Graças aos esforços constantes da Central de Transplantes, que fica no Centro de Reabilitação e Readaptação Dr. Henrique Santillo (Crer), e as ações educativas que buscam conscientizar a população, os números são otimistas. No ano passado, pouco mais de 10% das famílias aceitavam as doações. Hoje, esse quantitativo dobrou. Durante todo o mês, a programação de atividades da SES é voltada para divulgar a importância desse gesto.”Pelo progresso que tivemos de um ano para cá, estamos na expectativa de começarmos a ver uma nova fase de transplantes. Nós igualamos a todo o ano passado só nos oito primeiros meses”, ressalta.
A luta pela vida
Uma fila em especial traz muita angústia e sofrimento se comparada às que enfrentamos diariamente. Em Goiás, cerca de 1,2 mil pessoas aguardam desesperadamente receber um dia a notícia de que terão uma nova chance. Mas quando, e se ela virá, depende de um gesto de solidariedade. Para o gerente da Central de Transplantes de Goiás, ligada à Secretaria da Saúde, Luciano Leão, esse é um gesto cristão, de amor ao próximo. A legislação brasileira exige autorização da família do paciente para a doação de órgãos.
Quando se trata de morte encefálica, uma pessoa pode salvar a vida de outras sete. No entanto, o preconceito pode falar mais alto nesse momento de dor, por se tratar de uma situação inusitada. “É um momento muito difícil! A legislação é muito rigorosa. O Conselho Federal de Medicina baixou uma resolução definindo os critérios. O diagnóstico é feito com certeza e a família, se tiver qualquer dúvida, pode solicitar um médico amigo que acompanhe o diagnóstico. Se você quer ser um doador, comunique aos familiares. Não precisa deixar documento escrito porque não terá validade. A decisão soberana pertence à família. As pessoas precisam confiar no sistema de transplantes públicos que é o melhor do mundo. Mais de 90% das cirurgias são feitas pelo SUS que gastou R$ 1,5 bilhão no ano passado em transplantes e a Secretaria (SES) tem investido muito também”, afirma.

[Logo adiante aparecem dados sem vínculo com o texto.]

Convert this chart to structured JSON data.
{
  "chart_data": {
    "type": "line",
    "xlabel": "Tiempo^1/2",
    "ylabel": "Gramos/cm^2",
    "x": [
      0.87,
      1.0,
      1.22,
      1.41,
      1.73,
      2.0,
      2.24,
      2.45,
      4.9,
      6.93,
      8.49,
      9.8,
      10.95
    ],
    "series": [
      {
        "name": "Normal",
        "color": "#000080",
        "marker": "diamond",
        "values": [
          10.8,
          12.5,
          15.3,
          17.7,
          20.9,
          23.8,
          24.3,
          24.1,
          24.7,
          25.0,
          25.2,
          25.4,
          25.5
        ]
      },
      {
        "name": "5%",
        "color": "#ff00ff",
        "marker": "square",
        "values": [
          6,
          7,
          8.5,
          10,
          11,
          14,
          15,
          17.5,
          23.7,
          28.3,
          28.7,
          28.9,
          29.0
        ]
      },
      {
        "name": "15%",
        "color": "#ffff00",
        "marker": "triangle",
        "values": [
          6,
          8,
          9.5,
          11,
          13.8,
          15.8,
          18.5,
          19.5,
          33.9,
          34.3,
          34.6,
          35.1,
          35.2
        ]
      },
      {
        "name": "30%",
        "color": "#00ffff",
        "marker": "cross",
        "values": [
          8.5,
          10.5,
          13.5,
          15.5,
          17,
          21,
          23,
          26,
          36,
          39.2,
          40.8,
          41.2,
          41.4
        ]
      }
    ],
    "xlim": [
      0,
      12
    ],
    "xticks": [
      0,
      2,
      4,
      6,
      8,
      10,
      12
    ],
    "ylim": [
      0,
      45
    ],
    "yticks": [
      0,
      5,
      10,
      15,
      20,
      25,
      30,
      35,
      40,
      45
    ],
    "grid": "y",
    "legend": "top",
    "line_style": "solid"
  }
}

Outro empecilho, conforme aponta Luciano, é a falta de envolvimento dos médicos com a causa. É que os hospitais públicos precisam notificar a Central sobre os pacientes que sofreram morte cerebral para a abordagem das famílias. Muitas oportunidades se perdem porque os profissionais ainda estão alheios a essa questão. Luciano acredita que a inclusão de uma disciplina específica sobre o assunto na grade curricular poderia colaborar para uma mudança. A sugestão já foi feita para a Faculdade de Medicina da Universidade Federal de Goiás.
Transplante de coração
As cirurgias de transplantes são realizadas em hospitais credenciados pelo Ministério da Saúde. Em Goiás, são o HGG, o Santa Genoveva e a Santa Casa de Goiânia. A expectativa é que a partir de outubro, o Hospital Lúcio Rebelo inicie os transplantes cardíacos. Os pacientes serão preparados e regulados para entrar na fila. O Hospital das Clínicas, embora tenha uma equipe habilitada para transplante de fígado, ainda não cumpre esse papel.

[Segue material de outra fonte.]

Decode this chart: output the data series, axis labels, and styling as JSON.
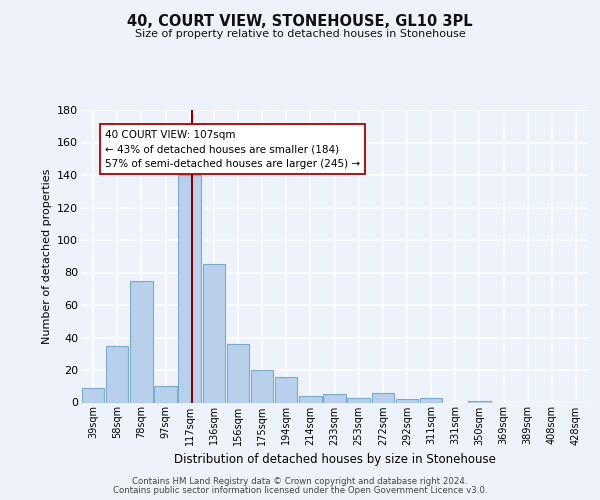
{
  "title": "40, COURT VIEW, STONEHOUSE, GL10 3PL",
  "subtitle": "Size of property relative to detached houses in Stonehouse",
  "xlabel": "Distribution of detached houses by size in Stonehouse",
  "ylabel": "Number of detached properties",
  "bar_labels": [
    "39sqm",
    "58sqm",
    "78sqm",
    "97sqm",
    "117sqm",
    "136sqm",
    "156sqm",
    "175sqm",
    "194sqm",
    "214sqm",
    "233sqm",
    "253sqm",
    "272sqm",
    "292sqm",
    "311sqm",
    "331sqm",
    "350sqm",
    "369sqm",
    "389sqm",
    "408sqm",
    "428sqm"
  ],
  "bar_values": [
    9,
    35,
    75,
    10,
    140,
    85,
    36,
    20,
    16,
    4,
    5,
    3,
    6,
    2,
    3,
    0,
    1,
    0,
    0,
    0,
    0
  ],
  "bar_color": "#b8d0eb",
  "bar_edge_color": "#7aacce",
  "ylim": [
    0,
    180
  ],
  "yticks": [
    0,
    20,
    40,
    60,
    80,
    100,
    120,
    140,
    160,
    180
  ],
  "property_label": "40 COURT VIEW: 107sqm",
  "annotation_line1": "← 43% of detached houses are smaller (184)",
  "annotation_line2": "57% of semi-detached houses are larger (245) →",
  "red_line_x": 4.1,
  "background_color": "#eef2fb",
  "plot_bg_color": "#eef2fb",
  "grid_color": "#ffffff",
  "footer1": "Contains HM Land Registry data © Crown copyright and database right 2024.",
  "footer2": "Contains public sector information licensed under the Open Government Licence v3.0."
}
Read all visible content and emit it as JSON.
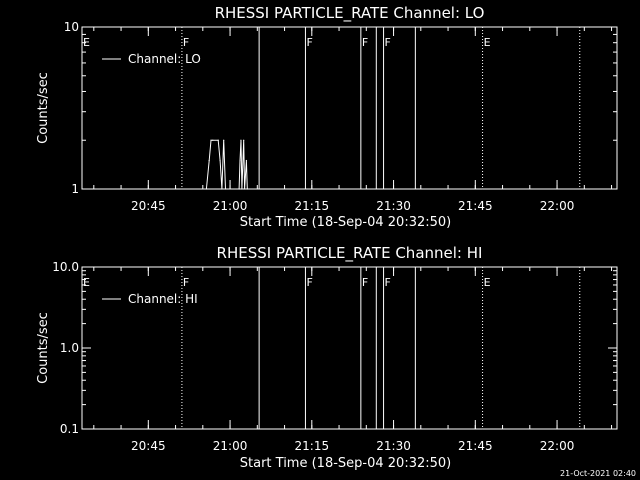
{
  "footer": {
    "timestamp": "21-Oct-2021 02:40"
  },
  "chart_data": [
    {
      "type": "line",
      "title": "RHESSI PARTICLE_RATE Channel: LO",
      "xlabel": "Start Time (18-Sep-04 20:32:50)",
      "ylabel": "Counts/sec",
      "y_scale": "log",
      "ylim": [
        1,
        10
      ],
      "y_ticks": [
        {
          "v": 1,
          "label": "1"
        },
        {
          "v": 10,
          "label": "10"
        }
      ],
      "xlim": [
        "20:32:50",
        "22:11:00"
      ],
      "x_ticks": [
        "20:45",
        "21:00",
        "21:15",
        "21:30",
        "21:45",
        "22:00"
      ],
      "legend": {
        "label": "Channel: LO",
        "placement": "top-left"
      },
      "series": [
        {
          "name": "Channel: LO",
          "x": [
            "20:55:40",
            "20:56:10",
            "20:56:30",
            "20:56:50",
            "20:57:50",
            "20:58:10",
            "20:58:30",
            "20:58:50",
            "20:59:10",
            "21:01:40",
            "21:01:50",
            "21:02:00",
            "21:02:10",
            "21:02:30",
            "21:02:40",
            "21:03:00",
            "21:03:10"
          ],
          "values": [
            1,
            1.5,
            2,
            2,
            2,
            1.5,
            1,
            2,
            1,
            1,
            1.5,
            2,
            1,
            2,
            1,
            1.5,
            1
          ]
        }
      ],
      "solid_lines": [
        "21:05:20",
        "21:13:50",
        "21:24:00",
        "21:26:50",
        "21:28:10",
        "21:34:00"
      ],
      "dotted_lines": [
        "20:51:10",
        "21:46:20",
        "22:04:10"
      ],
      "markers": [
        {
          "t": "20:32:50",
          "label": "E"
        },
        {
          "t": "20:51:10",
          "label": "F"
        },
        {
          "t": "21:13:50",
          "label": "F"
        },
        {
          "t": "21:24:00",
          "label": "F"
        },
        {
          "t": "21:28:10",
          "label": "F"
        },
        {
          "t": "21:46:20",
          "label": "E"
        }
      ]
    },
    {
      "type": "line",
      "title": "RHESSI PARTICLE_RATE Channel: HI",
      "xlabel": "Start Time (18-Sep-04 20:32:50)",
      "ylabel": "Counts/sec",
      "y_scale": "log",
      "ylim": [
        0.1,
        10
      ],
      "y_ticks": [
        {
          "v": 0.1,
          "label": "0.1"
        },
        {
          "v": 1,
          "label": "1.0"
        },
        {
          "v": 10,
          "label": "10.0"
        }
      ],
      "xlim": [
        "20:32:50",
        "22:11:00"
      ],
      "x_ticks": [
        "20:45",
        "21:00",
        "21:15",
        "21:30",
        "21:45",
        "22:00"
      ],
      "legend": {
        "label": "Channel: HI",
        "placement": "top-left"
      },
      "series": [],
      "solid_lines": [
        "21:05:20",
        "21:13:50",
        "21:24:00",
        "21:26:50",
        "21:28:10",
        "21:34:00"
      ],
      "dotted_lines": [
        "20:51:10",
        "21:46:20",
        "22:04:10"
      ],
      "markers": [
        {
          "t": "20:32:50",
          "label": "E"
        },
        {
          "t": "20:51:10",
          "label": "F"
        },
        {
          "t": "21:13:50",
          "label": "F"
        },
        {
          "t": "21:24:00",
          "label": "F"
        },
        {
          "t": "21:28:10",
          "label": "F"
        },
        {
          "t": "21:46:20",
          "label": "E"
        }
      ]
    }
  ]
}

Luciano Leão explica que no mundo todo a maior demanda de órgãos é pelos rins e no caso de tecidos, por córneas. A maior parte dos pacientes tem insuficiência renal devido ao uso de medicamentos ou doenças crônicas como diabetes, hipertensão e autoimunes que atacam o rim. A maior causa da perda de córneas geralmente é uma doença chamada de ceratocone. Goiás transplanta rins, pâncreas e córneas. No ano passado, foram quase mil transplantes de córneas. Mais de 13 mil pessoas já foram transplantadas no Estado. Familiares de até 4º grau também podem doar órgãos em vida, como o rim, parte do fígado ou do pulmão, mas há limitações. O foco é ampliar as doações após morte encefálica. Como sugere o slogan do material educativo da SES: Um herói de verdade nunca morre.